My interest in a poem isn’t in the author (though certainly some authors have led lives that were
interesting in themselves, sometimes more interesting than the work, in general we only care
about an author’s life because we care about the author’s work), and an author’s biography won’t
explain his or her work. If it does, that indicates a failure in the work: it’s not fully realized if it
needs to be completed by biography. In work that lasts, what lasts is what remains after things
like the author’s intentions have faded away. It’s hard to fathom the intentions of the author(s)
of The Epic of Gilgamesh, yet we can still read it, historical and textual lacunae and all.

The importance of intention for the author and the significance of intention for the reader are two
entirely different things. However important his or her intention may be to the writer (it may be
the whole reason he or she wrote the poem), that doesn't mean that it's important for a reader.

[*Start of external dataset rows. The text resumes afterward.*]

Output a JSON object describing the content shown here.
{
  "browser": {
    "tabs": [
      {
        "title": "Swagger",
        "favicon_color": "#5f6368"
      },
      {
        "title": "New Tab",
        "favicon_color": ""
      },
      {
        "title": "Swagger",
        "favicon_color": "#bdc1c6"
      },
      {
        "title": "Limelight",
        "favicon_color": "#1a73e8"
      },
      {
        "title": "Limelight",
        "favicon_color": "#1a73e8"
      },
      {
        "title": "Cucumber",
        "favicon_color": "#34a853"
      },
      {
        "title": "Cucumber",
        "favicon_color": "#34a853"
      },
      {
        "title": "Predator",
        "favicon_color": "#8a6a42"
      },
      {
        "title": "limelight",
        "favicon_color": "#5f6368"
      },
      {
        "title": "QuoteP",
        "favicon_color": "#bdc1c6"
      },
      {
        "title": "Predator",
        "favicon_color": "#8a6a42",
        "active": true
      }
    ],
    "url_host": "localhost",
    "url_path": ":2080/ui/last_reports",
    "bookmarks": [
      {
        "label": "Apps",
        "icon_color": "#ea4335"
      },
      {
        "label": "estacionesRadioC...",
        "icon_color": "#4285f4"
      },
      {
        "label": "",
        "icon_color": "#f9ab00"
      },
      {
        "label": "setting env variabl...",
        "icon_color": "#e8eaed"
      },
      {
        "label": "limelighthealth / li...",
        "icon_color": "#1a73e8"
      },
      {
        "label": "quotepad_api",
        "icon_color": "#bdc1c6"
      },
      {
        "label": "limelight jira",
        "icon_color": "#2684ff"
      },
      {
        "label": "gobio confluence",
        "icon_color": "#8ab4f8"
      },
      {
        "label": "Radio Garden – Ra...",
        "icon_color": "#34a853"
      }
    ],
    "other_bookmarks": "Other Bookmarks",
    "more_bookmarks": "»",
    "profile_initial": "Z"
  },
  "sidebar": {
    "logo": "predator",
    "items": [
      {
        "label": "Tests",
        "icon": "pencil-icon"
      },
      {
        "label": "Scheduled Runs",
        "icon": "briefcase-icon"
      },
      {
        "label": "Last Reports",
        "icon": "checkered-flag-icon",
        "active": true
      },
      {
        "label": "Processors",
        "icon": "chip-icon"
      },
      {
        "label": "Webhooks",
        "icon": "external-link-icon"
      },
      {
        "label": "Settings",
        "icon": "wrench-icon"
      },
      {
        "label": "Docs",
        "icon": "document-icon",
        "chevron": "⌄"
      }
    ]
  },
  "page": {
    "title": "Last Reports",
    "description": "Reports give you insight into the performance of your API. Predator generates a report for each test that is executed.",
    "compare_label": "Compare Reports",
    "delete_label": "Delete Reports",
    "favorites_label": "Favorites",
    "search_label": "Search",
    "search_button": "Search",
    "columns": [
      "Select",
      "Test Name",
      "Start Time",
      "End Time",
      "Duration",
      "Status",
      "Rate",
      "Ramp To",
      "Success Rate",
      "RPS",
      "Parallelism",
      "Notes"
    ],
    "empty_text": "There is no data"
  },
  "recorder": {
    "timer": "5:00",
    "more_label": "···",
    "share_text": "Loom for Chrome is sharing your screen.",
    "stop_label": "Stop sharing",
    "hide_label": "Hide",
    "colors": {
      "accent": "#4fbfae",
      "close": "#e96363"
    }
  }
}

What the reader has is the text, nothing more, nothing less. However one conceives of the text's
relationship to its author, in relation to the reader the text must do all the work, has to give the
reader everything he or she needs for a complete experience. If it needs to be supplemented by
biographical information, it is to that extent a failed text. As Wimsatt and Beardsley write, “If the
poet succeeded in doing it, then the poem itself shows what he was trying to do. And if the poet
did not succeed, then the poem is not adequate evidence, and the critic must go outside the
poem—for evidence of an intention that did not become effective in the poem” (op. cit.). The
text is, or should be, a work of art, and it must be able to stand on its own in the world without
the crutch of the author to support it, like a painting or a statue. To close with Wimsatt and
Beardsley’s words, “Judging a poem is like judging…a machine. [RS: William Carlos Williams
called the poem a machine made out of words.] One demands that it work. It is only because an
artifact works that we infer the intention of the artificer.”